The next step I need to take is to get the data lists separated. It should be possible to reposition the movie-titles, budget and revenue. If I cannot do that I cannot deal with the layout. Incidentally, at this moment the sort and reverse functions are quite handy. And I have changed the font to Futura Book.

How does the program know which budget and income are associated with a movie? That is a question for me too. For the two digit columns are mixed-up. The budget and the income lists are both sorted from large to small amounts. The budget list thus does not have the same order as on the income list. So I have added film titles both to the budget and the income list. In that manner it is easy to check for me if the lines of the budget is written to the right amounts of the income list.
VMD _03_03

Changed the background colour to a very dark grey. Furthermore, now the budget and income-lists are connected by a line to one another. Everything looks pretty cluttered. But that will change in the next design. What’s striking is that the biggest blockbuster has a horizontal line. ‘Interstellar’ with a budget of 165,000.000 dollar and a total income of 675,020.017 dollar.
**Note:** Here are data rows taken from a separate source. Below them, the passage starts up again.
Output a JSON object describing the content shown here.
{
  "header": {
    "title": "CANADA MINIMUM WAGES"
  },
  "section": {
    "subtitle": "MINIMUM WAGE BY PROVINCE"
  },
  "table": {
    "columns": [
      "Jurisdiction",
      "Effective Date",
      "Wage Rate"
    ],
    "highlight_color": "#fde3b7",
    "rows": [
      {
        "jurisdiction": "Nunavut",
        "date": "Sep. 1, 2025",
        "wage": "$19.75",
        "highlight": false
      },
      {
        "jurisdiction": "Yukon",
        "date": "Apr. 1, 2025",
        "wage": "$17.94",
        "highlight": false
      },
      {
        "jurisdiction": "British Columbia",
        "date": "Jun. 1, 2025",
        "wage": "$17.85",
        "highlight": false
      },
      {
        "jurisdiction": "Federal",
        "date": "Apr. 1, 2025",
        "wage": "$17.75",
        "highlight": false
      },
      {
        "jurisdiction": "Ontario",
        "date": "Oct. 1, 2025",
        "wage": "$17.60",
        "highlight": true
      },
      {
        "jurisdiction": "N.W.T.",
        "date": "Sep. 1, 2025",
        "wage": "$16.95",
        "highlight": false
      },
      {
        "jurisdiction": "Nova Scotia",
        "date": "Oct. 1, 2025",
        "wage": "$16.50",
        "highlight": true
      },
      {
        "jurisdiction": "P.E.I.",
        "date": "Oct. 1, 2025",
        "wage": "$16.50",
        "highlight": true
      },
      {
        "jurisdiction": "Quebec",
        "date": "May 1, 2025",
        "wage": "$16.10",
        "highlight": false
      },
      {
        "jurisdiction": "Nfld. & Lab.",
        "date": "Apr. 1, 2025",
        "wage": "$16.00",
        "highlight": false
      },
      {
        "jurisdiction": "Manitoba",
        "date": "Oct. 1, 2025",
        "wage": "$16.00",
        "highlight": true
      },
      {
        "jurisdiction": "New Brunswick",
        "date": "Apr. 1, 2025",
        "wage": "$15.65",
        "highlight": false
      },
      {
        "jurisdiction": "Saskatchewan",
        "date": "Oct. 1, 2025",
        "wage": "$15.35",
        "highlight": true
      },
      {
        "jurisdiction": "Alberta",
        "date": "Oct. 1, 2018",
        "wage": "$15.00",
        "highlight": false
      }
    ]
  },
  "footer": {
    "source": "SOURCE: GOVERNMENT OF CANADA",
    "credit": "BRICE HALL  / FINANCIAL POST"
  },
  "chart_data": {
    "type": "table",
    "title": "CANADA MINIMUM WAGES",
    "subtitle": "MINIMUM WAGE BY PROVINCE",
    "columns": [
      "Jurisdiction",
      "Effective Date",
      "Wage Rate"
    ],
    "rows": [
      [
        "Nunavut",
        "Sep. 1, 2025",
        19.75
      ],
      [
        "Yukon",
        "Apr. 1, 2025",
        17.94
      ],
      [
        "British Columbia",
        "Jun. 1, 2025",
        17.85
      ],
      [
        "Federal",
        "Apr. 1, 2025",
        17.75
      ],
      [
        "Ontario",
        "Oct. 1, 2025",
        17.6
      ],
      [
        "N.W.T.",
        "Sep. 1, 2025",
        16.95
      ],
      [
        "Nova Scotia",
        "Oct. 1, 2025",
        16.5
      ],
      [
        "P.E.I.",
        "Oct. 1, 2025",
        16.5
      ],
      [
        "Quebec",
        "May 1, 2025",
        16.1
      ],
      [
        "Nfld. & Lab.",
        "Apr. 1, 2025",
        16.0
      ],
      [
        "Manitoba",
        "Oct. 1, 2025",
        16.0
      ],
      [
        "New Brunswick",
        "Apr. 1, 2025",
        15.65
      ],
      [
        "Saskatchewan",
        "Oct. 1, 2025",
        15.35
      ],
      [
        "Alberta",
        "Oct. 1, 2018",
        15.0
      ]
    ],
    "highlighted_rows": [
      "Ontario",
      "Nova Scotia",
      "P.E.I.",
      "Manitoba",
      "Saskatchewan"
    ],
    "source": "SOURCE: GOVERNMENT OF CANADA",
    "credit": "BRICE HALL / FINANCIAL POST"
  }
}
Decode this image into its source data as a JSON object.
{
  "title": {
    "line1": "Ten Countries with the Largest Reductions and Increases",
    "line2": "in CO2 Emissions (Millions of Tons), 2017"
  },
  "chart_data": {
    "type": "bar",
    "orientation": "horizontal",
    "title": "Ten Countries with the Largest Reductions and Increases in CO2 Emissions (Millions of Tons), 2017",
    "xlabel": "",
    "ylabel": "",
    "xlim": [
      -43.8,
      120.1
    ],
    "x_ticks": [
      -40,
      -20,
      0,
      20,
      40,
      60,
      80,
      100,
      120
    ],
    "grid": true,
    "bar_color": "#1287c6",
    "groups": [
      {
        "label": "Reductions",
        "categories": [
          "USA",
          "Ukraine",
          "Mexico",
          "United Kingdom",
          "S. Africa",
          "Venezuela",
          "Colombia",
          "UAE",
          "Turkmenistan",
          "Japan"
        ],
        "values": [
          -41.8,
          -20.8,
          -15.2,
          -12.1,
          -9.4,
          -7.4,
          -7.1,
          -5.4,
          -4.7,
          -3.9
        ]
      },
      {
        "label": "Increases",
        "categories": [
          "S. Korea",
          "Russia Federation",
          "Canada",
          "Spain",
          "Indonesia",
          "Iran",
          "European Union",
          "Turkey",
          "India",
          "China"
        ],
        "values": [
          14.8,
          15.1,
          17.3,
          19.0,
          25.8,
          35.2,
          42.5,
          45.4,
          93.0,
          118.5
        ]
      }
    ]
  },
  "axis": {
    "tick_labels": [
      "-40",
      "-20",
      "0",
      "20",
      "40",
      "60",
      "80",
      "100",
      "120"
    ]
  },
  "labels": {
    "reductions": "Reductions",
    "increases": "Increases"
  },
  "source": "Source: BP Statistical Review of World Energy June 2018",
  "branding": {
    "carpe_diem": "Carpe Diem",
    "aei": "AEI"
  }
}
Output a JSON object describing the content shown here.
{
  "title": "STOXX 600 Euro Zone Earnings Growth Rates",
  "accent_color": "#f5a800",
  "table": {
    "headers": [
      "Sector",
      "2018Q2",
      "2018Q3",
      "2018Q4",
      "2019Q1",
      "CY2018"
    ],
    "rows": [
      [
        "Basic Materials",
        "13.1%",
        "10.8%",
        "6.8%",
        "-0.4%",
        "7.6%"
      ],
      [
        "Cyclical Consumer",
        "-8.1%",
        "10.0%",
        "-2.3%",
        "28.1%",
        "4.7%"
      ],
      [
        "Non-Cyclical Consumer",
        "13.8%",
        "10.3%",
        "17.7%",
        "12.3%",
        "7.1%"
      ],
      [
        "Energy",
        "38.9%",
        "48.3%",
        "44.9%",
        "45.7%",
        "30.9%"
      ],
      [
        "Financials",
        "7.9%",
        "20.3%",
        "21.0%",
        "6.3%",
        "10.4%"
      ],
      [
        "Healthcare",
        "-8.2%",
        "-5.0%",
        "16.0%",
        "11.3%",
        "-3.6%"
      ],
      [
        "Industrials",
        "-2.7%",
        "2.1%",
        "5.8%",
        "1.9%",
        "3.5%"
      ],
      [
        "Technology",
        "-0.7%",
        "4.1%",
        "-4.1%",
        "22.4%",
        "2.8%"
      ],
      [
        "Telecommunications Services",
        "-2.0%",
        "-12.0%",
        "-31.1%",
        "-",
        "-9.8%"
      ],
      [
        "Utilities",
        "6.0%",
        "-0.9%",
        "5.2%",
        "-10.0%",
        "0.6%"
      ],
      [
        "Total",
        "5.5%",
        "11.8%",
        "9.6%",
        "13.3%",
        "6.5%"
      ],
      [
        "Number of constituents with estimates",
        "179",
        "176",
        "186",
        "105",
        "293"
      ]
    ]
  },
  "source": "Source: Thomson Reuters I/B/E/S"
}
I’ve started checking the film titles. Whether they are written correctly and without mistakes. All non-English-language film-titles translated. Les Petits Mouchoirs is Little White Lies. Loin des Hommes is Far from Men. Relatos Salvajes: Wild Tales. Marie Heurtin: Marie’s Story. Elddfjall: Volcano. And that is one side of data visualization. You must be an administrator, Sherlock Holmes, graphic designer, translator, animation designer and programmer at the same time. I have given the chart some more space. And the distance is increased to the lists of numbers. Which suddenly brings me to a new idea.

I now work in Processing 2. Its time to download the new Processing 3 and fund the Processing Foundation. That is the least I can do because I work daily with Processing. In Processing 3 you can use the Table Class. It’s easier to work with because everything is now in one text file.

The $ sign was added but I do not find it successful. Maybe find another solution. Right now you do not see what the amounts of the lists are. I know that the left-hand amounts are for the budget. The right column represents the amount of income.

Because ‘Interstellar’ is misrepresented I have thrown this film out. I think the columns should have proper labels. And I need room for doing that. I have also added the sequence of 0-10 to the right. The numbers 0-10 represent the ratings we have given to the films. The idea is that I’m once again going to draw the lines but now from the income-list to our ratings.

I have adapted the total graph a bit. Lines start and stop now slightly closer to the lists of numbers. I have added the vertical text ‘Amounts in American Dollars’. The overall chart remains somewhat chaotic but I think the result is not disappointing.

Added colour. I chose green for the films that cost less than their revenue. And I choose red for the films that have cost more than their revenue. Now the graph begins to show a disadvantage. Because the lines are thicker it is difficult to see to what amounts they belong.

I replaced the line function by the bezier function. Now it is better to see which amount belongs to which line. And the overall chart looks slightly smoother. Of the 64 films, 26 films have made a loss. 38 Films have made profits. Mr. Turner eventually made losses but was still on top of our rating. Locke is a movie made for 2,000,000 dollar. It made a profit of 5,000.000 dollar and received a 10 in our rating. The Salvation has cost 11,524.796 dollar. To our knowledge it has brought 5000 dollar (which I strongly doubt). But it still gets a 7 in our rating. In short, data visualization is very interesting, very time-consuming and precise puzzling. Actually I had to code the program much smarter. But that would cost even more time.